The implementation of the business logic or the adapters may be performance critical and non trivial. Imperative programming can be used here – inside what is exposed as Functional or Object oriented code. It must not leak. But every bolt and nut in an FP function does not have to be implemented using FP principles, and every internal part of an Object need not be built on the principles of Object Orientation.
Finally, the definition of the APIs, the access rules can be Declared. Other code can execute these rules and declarations behind the scenes.
Client Side
The client also needs to be thought of as a state machine first. Is the user authenticated and logged in? Have we received all data, or are we still waiting for something? Have we received the latest updates or have there been connection problems? Does the user have edited, dirty, state that is not saved to the server? Are we having errors saving data that we are retrying? Where in the application is the user and what settings, configurations or policies applies to the user? You need to deal with all these things. If you try break it into many small modules with no mutual dependencies you will find that is very hard. Put the damn global state somewhere, and accept that it is a global state. Make it all publicly readable for anything that cares. Changing of the state is a completely different business that must only be done via specific interfaces (the entire state machine can appear like an Object).
Now Declare your user interface: the pages, buttons, colors and everything else. Write code that consumes these declarations and produce the UX. To the state machine this code may appear Object Oriented, and your UX components are probably some kind of OO objects, reusable across the pages.
Whenever you can, break stuff out into Functional, pure, testable functions.

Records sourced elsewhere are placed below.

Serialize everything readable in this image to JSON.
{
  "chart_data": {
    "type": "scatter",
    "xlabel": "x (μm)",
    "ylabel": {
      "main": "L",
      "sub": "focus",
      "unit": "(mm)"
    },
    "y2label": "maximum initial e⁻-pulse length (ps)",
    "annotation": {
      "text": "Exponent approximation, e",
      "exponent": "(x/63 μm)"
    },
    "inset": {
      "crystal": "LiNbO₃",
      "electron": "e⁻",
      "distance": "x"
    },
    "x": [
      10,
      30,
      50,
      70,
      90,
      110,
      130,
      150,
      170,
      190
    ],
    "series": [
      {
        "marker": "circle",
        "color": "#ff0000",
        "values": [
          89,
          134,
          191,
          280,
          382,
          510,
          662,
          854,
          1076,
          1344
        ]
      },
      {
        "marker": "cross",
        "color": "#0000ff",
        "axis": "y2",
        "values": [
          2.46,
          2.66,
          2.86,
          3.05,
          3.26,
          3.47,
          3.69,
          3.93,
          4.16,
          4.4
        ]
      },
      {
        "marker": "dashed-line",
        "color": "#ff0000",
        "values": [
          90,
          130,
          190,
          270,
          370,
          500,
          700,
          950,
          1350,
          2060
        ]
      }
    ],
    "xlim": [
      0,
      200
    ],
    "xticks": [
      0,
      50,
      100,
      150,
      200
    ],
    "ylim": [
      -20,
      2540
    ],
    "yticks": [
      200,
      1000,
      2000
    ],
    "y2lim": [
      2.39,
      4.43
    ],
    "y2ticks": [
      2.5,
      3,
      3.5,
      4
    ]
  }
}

And when it comes to getting stuff done, as long as your code is contained within Objects or Functions and they do not leak: write simple and efficient Imperative code if that is the best.
The GUI can be described in data rather than code in a declarative way.
Conclusion
It is quite pointless to talk about (for example) Functional programming as better or worse than anything else. It simply depends on. And for programs/systems of non-trivial size and complexity, mixing programming paradigms is fine.
More reading
I came across this article on programming languages design. It is concluded with: “Languages are becoming more multi-paradigm. I think it is wrong to talk about oh I only like object-oriented programming, or imperative programming, or functional programming language.”